Der Paragraph 219a wird immer wieder von Abtreibungsgegnern dazu missbraucht, Ärztinnen und Ärzte einzuschüchtern und sie zu kriminalisieren und anzuzeigen. Wer Schwangerschaftsabbrüche verhindern will, sollte sich für intensive Informationsmöglichkeiten über Verhütung einsetzen, eine bessere und sachgerechtere Verteilung familienbezogener Leistungen, eine gesellschaftliche und finanzielle Besserstellung Alleinerziehender.
Im Übrigen ist die Zahl der Abbrüche in Deutschland zurückgegangen - gerade auch Dank der unterschiedlichen Angebote zur Information.

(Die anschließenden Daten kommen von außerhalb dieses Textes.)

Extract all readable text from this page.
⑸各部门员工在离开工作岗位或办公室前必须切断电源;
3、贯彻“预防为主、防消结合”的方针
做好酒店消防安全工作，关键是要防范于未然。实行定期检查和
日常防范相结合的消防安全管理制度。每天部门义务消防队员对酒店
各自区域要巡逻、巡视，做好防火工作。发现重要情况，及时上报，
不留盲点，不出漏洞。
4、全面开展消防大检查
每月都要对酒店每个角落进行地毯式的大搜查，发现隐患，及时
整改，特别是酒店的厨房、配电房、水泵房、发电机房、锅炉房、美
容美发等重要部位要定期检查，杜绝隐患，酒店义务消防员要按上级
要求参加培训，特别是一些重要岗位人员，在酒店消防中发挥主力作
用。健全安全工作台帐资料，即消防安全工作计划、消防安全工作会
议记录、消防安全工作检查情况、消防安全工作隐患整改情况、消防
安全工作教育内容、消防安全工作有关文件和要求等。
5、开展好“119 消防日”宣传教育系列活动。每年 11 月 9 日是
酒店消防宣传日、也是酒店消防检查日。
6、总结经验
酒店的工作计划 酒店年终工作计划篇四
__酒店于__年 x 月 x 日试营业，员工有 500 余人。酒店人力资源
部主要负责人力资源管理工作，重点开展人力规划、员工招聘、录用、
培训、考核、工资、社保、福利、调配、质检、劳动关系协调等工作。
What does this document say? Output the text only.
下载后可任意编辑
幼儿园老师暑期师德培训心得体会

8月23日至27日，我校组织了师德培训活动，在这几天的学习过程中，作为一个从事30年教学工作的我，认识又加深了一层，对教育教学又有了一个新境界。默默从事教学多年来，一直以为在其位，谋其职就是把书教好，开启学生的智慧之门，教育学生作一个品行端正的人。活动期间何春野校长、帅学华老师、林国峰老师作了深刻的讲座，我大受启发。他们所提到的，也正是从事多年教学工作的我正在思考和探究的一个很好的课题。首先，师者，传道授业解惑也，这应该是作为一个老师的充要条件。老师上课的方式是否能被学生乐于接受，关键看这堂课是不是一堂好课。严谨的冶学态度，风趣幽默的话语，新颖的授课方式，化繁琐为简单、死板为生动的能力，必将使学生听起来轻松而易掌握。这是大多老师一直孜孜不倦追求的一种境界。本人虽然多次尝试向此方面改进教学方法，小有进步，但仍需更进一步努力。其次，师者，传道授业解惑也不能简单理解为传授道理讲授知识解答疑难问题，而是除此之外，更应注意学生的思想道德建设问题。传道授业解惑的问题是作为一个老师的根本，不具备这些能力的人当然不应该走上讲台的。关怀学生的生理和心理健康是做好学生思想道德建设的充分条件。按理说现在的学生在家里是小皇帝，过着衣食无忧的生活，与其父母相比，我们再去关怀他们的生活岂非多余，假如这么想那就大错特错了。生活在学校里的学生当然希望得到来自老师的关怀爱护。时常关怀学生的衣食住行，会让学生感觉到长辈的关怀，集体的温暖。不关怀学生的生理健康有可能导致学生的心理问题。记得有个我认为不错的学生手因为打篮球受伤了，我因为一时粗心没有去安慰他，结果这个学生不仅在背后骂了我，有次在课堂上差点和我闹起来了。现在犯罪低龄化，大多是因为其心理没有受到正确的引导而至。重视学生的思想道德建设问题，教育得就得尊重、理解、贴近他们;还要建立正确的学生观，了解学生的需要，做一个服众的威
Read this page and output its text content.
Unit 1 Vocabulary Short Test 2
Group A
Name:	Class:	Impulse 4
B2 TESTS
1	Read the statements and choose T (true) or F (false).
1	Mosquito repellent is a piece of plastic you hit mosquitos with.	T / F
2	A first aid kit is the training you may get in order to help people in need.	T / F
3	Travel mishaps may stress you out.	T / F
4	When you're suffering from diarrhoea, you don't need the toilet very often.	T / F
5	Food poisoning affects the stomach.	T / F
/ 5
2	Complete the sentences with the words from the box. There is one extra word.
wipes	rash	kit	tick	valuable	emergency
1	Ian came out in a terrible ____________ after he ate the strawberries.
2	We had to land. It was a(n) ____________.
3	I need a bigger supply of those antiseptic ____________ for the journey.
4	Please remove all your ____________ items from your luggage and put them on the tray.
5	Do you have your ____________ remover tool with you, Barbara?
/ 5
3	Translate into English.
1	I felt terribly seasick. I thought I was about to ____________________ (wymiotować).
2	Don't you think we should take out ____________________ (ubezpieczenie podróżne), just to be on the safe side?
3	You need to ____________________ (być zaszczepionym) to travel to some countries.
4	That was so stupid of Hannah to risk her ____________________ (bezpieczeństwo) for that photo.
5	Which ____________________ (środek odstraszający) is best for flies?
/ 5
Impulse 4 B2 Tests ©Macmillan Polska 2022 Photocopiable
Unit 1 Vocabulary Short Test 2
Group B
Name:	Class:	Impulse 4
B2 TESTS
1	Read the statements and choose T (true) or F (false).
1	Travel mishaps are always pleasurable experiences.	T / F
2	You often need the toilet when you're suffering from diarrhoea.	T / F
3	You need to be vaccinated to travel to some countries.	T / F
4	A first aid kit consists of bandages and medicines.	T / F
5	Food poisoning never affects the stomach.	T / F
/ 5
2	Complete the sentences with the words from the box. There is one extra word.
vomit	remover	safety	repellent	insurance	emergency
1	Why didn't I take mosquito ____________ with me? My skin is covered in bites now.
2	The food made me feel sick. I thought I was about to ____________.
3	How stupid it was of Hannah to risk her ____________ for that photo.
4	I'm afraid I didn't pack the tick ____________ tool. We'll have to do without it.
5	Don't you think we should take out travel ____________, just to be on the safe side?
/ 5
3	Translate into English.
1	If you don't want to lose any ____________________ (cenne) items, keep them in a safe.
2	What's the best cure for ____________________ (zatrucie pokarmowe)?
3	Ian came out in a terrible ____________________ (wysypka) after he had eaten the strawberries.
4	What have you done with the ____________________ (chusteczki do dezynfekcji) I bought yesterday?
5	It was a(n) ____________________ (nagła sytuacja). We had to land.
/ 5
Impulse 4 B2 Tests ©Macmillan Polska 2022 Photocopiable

Der Präsident der Bundesärztekammer, Frank Ulrich Montgomery, hat sich im Deutschen Ärzteblatt folgendermaßen geäußert: „Aus meiner Sicht haben Frauen in Notlagen ein Recht darauf zu erfahren, welche Ärztin, welcher Arzt ihnen helfen kann.“ Dem ist aus meiner Sicht nichts hinzuzufügen.
Susanne Kahl-Passoth
Susanne Kahl-Passoth
Susanne Kahl-Passoth ist Vorsitzende des Präsidiums der Evangelischen Frauen in Deutschland (EFiD). Die Pfarrerin und Kirchenrätin i.R. war von 2014 bis 2021 stellvertretende Vorsitzende des Deutschen Frauenrats. Von 2002 bis 2013 war sie Direktorin des Diakonischen Werkes Berlin-Brandenburg-schlesische Oberlausitz. Seit 2015 ist sie beim Frauentag Sonderbeauftragte des Vorstands für das Politikfeld Prostitution.